Total. "Decidimos" quedarnos y seguir muertos de risa en lo que se arreglaba el percance. Y pasó una hora. Y dos. Y tres. Era divertido, pero dejó de serlo cuando nos comenzaron a lastimar mucho los zapatos (claro, hablo por mí), se acabó el alcohol y el sushi y la música bajó su beat. A eso de la una de la mañana, decidimos que ya era momento de bajar. En grupo, caminamos hacia los elevadores que subían con una lentitud proverbial. Demasiado lento. Demasiado encierro. Demasiado.

La perspectiva era sencilla: te esperas y te bajas en un elevador con la posibilidad de quedarte atorado durante horas o respiras profundo y comienzas a bajar los 52 pisos que te separan de la bendita tierra. Déjamos que se fuera un primer contingente. Mis pies adoloridos le causaban demasiados remordimientos al Duque. Finalmente lo convencí después de hacer un cálculo rápido ("mmm... 20 escalones por 50 pisos... pues como mil escalones", dije. "Yo hacía mil escalones en la escaladora", dijo él. Correcto. Con lo que no contamos es que eso sucedía hace más de tres años...) Comenzamos a bajar.

No solamente es cruel que todos los letreros en cada piso digan "LXX, Faltan XX pisos para llegar a Planta Baja" (substituya la X con el número correspondiente). Algún sádico decidió poner letreritos de escalones, más o menos de cien en cien. El primero rezaba "1260".

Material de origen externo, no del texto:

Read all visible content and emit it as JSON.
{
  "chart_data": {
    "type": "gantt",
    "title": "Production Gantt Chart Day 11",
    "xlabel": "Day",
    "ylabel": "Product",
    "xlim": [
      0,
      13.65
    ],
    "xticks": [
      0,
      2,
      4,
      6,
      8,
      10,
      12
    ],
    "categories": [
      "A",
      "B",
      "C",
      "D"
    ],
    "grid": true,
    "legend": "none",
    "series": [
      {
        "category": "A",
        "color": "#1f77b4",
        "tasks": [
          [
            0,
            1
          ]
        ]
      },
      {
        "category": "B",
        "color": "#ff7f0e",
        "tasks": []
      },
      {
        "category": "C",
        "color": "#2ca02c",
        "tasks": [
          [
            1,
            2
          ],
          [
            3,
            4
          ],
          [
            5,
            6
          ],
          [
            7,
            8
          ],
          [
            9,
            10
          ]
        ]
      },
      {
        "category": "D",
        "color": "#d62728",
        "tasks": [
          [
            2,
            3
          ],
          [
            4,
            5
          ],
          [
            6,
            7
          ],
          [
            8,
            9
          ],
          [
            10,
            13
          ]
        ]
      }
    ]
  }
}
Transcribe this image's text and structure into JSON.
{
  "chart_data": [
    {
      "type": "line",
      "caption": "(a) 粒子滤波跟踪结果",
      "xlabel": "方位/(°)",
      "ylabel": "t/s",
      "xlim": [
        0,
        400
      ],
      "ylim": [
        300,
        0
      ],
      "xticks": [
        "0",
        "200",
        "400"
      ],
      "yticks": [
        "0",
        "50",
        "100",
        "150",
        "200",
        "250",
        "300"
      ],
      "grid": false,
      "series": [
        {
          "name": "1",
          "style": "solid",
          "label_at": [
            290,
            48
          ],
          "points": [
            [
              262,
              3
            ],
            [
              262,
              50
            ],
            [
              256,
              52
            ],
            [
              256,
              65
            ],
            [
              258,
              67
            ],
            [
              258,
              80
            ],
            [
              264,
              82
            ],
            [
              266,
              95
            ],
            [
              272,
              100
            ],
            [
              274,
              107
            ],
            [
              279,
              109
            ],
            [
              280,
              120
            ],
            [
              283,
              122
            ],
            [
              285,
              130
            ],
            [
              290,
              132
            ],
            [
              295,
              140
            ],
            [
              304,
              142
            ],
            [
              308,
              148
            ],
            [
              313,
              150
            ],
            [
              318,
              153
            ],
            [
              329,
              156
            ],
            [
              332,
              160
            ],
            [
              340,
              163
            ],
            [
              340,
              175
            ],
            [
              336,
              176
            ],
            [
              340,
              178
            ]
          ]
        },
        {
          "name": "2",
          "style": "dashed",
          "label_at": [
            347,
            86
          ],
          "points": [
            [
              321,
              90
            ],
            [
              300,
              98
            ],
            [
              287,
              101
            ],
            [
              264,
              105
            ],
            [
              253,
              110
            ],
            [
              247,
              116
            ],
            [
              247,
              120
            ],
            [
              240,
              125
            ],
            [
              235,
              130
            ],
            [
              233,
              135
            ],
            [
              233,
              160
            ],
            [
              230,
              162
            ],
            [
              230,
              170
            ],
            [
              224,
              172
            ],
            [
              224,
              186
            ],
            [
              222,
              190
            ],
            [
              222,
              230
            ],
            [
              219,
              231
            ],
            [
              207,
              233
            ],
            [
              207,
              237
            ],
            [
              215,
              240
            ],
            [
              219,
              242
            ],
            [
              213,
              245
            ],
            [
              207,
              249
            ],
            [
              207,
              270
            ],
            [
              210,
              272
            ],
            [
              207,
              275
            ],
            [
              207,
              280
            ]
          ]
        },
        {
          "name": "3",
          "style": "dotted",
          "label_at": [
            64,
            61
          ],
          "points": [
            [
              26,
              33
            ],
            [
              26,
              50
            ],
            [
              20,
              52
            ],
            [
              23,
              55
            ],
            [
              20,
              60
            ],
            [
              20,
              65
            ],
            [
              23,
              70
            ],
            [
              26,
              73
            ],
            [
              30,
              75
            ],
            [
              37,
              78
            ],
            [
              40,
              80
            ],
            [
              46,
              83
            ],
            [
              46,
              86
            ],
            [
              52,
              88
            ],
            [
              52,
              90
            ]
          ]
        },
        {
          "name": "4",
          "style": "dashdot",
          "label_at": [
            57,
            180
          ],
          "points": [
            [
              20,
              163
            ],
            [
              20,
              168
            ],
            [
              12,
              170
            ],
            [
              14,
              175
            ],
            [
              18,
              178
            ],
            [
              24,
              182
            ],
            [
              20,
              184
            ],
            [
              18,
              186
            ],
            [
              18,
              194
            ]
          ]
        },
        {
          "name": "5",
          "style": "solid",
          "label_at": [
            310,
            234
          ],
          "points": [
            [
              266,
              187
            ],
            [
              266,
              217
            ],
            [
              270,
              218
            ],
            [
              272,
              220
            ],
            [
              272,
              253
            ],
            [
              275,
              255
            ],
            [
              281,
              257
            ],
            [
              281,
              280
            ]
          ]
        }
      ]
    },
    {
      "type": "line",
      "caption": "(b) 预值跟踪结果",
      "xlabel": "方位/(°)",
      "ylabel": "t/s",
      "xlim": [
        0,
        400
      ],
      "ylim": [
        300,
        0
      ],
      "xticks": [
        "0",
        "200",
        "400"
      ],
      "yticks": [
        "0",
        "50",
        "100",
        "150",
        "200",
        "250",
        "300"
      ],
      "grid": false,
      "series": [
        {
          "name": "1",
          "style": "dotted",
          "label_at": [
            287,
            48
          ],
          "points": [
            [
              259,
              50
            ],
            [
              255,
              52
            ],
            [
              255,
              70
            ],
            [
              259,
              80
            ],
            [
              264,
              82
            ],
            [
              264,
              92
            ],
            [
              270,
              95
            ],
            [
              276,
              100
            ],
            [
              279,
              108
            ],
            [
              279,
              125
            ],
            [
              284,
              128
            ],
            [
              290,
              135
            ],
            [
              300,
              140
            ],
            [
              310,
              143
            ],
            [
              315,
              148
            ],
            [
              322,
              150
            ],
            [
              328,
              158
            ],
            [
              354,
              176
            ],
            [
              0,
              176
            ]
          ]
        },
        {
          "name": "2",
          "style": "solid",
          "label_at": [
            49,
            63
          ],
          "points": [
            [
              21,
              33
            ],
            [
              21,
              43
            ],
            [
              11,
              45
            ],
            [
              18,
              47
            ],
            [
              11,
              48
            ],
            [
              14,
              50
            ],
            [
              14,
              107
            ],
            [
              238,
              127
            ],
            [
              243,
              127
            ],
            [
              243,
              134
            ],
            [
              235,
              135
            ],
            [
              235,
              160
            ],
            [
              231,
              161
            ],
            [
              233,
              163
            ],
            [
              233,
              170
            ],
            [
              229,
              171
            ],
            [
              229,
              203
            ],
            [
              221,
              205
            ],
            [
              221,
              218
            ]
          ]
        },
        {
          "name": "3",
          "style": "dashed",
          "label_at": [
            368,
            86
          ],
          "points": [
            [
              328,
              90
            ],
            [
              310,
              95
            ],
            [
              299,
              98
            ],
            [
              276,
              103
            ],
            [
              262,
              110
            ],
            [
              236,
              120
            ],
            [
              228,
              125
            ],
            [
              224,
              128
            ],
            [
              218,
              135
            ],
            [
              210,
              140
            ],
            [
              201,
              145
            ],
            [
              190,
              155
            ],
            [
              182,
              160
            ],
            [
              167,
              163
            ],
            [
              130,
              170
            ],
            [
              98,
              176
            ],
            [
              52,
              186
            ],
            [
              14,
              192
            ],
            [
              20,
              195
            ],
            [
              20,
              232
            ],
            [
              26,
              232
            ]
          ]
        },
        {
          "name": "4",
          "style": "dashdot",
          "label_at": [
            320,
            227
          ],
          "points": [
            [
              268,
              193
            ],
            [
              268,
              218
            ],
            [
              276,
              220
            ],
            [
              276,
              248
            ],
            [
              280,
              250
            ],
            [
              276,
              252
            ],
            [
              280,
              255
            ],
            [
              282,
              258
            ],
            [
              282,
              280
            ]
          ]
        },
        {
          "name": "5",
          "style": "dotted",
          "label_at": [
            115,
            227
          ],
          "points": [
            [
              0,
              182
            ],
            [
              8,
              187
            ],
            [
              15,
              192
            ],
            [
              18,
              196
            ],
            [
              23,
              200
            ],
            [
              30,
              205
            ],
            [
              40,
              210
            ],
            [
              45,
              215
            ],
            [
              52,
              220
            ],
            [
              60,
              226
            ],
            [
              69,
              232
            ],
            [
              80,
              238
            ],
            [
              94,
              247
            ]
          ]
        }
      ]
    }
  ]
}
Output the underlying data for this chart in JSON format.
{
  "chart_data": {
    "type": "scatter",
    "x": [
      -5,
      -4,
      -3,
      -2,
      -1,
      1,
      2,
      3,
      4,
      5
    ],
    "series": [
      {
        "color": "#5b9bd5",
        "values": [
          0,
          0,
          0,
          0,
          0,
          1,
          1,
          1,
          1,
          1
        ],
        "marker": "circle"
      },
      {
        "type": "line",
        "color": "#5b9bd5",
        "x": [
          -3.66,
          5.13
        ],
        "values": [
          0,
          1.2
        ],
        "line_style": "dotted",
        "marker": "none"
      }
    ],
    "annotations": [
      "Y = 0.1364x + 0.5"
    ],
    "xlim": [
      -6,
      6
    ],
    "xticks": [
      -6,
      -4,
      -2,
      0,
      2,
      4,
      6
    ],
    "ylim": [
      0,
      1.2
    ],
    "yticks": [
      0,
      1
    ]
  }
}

Bajábamos. A nuestro ritmo. Despacio. Vimos cómo muchos habían dejado su trago en el camino y otros más, quizá desesperados o francamente borrachos, habían decidido romper las cajas de las mangueras de emergencia en caso de incendios. Vidrios en el suelo. Manchas deslavadas de sangre en las paredes (dedos cortados, aparentemente). Policías con Walkie Talkies. Uno de ellos muy amable. Tan amable que nos dió información que no sé si queríamos saber: "Buenas noches. Por favor, tengan cuidado cuando pasen frente a las mangueras. Las abrieron y todavía queda un poco de presión de agua, así que podrían agitarse y lanzar pedazos de vidrio". Qué bonito. Además de estar bajando con la sensación de claustrofobia que nos recordaba inmediatamente al asunto aquel de las torres gemelas, ya teníamos también un peligro real al cual huirle.

A eso del piso 20 nos empezaron a temblar las piernas. Pero firmes. Seguimos al mismo ritmo. Cuando llegamos al piso 10 me dije: "Paciencia. Es como si estuviéramos bajando las escaleras de la oficina". Fueron los 10 pisos más largos de la historia, incluyendo laberintos incomprensibles que podrían ser peligrosos en una verdadera situación de emergencia. Aunque el auto estaba en el piso 2, hubo que bajar hasta el nivel de calle para pagar el boleto de estacionamiento. El horror.

Cuando llegamos a abordar la imparable Alien, estábamos tan acalorados que abrimos las ventanas. Salimos del edificio esquivando a algunos borrachos y llegamos a casa de la misma manera. Ya ahí, (eran pasadas las tres de la mañana), no podíamos dormirnos entre la adrenalina del descenso y las bebidas energéticas.

Y esa es la historia de subir a una fiesta en el último piso de la torre más alta de la Ciudad de México. Por si no tuviéramos suficientes historias bizarras.